Instigating programmes, such as Greek for Late Beginners, and other conversational classes, Mr Tzimpragos has played a role in keeping language alive in the Antipodes. The ELA programme which began late last year reasserts Mr Tzimpragos’ belief that the younger students come in contact with the Greek language and traditions the better and more likely they will be to keep them alive. He speaks of many innovative programmes such as “Sounds Greek” in collaboration with Monash University, “Cineνοηση” – subsidised by Greece’s Ministry of Culture to create a film on matters which have to do with school life including bullying, mutual respect; the MeWe theatrical collaboration between a troupe in Athens and Bentleigh students to create a short film.
“It is imperative that all of us who teach Greek create a common front because that is the only way for us to deal with the many challenges. It is not a matter of increasing enrolments in the short-term,” he said, pointing to a long-distance race where Greek language learning will come out a winner.

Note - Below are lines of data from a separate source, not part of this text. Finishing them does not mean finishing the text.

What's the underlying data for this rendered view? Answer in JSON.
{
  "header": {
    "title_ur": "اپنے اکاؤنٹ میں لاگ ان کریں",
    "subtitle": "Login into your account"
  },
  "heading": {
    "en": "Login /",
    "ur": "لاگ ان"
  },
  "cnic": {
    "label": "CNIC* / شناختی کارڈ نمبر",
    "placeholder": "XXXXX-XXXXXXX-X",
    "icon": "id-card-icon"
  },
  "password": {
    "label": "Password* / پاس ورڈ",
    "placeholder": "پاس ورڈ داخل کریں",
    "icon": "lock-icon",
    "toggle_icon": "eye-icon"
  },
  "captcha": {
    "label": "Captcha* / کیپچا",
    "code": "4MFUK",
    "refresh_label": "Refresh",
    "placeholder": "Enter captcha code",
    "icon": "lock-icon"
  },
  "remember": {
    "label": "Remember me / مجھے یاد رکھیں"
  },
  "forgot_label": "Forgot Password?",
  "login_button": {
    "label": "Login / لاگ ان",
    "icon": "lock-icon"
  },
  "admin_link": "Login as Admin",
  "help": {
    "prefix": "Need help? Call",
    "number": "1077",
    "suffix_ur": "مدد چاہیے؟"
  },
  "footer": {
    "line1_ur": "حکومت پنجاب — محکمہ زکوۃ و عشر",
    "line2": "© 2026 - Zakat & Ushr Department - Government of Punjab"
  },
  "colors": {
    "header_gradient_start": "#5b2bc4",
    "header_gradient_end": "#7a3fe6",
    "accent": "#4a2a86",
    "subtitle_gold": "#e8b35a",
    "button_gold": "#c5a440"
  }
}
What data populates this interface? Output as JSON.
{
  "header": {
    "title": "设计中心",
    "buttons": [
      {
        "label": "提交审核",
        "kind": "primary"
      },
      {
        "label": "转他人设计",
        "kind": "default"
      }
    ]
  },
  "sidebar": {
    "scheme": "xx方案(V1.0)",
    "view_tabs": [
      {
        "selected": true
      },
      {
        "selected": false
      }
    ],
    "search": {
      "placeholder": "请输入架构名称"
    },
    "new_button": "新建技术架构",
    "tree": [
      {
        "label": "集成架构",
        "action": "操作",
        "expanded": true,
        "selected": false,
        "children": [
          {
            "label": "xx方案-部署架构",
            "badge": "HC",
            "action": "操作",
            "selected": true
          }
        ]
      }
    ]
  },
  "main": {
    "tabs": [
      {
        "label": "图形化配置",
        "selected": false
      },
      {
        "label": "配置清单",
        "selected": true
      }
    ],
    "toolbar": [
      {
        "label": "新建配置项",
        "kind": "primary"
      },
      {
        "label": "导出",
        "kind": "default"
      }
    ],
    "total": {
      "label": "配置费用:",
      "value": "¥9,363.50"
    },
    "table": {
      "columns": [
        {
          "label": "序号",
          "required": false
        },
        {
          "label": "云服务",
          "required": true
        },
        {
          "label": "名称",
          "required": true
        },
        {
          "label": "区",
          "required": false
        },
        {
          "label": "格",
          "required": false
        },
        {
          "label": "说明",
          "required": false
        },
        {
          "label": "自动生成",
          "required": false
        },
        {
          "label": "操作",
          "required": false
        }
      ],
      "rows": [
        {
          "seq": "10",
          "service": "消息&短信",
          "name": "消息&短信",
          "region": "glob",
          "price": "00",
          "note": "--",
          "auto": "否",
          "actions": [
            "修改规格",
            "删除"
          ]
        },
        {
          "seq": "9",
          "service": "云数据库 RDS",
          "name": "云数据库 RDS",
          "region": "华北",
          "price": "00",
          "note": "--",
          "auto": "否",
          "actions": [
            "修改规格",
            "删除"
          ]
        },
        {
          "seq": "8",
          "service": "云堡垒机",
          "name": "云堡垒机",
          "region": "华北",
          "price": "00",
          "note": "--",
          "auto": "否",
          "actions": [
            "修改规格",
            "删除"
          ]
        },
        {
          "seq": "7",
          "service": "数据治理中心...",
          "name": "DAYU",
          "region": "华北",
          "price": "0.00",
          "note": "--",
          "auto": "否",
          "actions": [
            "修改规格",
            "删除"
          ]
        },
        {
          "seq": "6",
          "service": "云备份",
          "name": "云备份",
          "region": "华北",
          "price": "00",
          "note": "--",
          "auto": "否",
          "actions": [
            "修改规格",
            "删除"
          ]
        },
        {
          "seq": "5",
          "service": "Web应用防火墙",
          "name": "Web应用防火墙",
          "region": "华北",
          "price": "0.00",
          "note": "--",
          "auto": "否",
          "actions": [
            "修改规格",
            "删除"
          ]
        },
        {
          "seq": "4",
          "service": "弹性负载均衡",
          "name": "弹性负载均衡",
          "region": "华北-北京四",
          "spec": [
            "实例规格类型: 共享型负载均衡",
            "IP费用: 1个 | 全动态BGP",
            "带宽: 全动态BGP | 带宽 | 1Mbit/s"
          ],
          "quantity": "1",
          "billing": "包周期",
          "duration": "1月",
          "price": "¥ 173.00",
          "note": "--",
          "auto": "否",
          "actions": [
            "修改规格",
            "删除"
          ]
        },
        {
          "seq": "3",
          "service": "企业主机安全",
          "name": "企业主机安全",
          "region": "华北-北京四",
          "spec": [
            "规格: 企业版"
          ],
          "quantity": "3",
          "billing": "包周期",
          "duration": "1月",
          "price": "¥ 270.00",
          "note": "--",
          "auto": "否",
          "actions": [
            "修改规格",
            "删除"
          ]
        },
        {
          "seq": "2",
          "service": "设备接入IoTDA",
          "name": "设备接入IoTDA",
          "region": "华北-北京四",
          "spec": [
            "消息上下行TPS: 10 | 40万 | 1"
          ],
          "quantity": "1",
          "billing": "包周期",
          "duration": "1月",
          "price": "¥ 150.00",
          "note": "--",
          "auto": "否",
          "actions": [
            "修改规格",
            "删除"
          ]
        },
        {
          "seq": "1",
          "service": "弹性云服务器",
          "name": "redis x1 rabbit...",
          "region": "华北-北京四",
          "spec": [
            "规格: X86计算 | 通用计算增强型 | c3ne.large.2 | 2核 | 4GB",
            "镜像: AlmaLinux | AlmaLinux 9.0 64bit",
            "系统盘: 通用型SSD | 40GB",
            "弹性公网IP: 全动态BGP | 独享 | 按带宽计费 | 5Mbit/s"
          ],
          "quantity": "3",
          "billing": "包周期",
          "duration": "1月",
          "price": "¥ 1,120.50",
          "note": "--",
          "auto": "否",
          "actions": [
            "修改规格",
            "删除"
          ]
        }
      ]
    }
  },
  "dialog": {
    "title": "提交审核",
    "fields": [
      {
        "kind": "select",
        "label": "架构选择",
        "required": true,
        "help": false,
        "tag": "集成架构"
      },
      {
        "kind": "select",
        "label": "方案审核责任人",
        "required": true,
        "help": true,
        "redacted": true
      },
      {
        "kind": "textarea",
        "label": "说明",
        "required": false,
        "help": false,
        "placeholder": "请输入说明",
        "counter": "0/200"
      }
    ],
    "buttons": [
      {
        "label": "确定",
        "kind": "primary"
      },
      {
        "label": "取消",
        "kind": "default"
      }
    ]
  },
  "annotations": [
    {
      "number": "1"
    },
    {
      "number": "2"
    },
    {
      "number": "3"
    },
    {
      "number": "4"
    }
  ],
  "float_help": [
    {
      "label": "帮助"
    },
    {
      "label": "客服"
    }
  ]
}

“Another problem is the lack of educators in recent years, something which makes the constant and multifaceted education of those who already exist even more important,” he said.
Those who know Mr Tzimpragos, who have worked with him, the parents and students, speak of a gentle intellectual, an educator with patience and passion.
“I remember the emotion I felt when I first came on secondment as an educator and encountered students dressed in Greek traditional costumes,” he said, and he was hooked from the students’ first ‘kalimera’.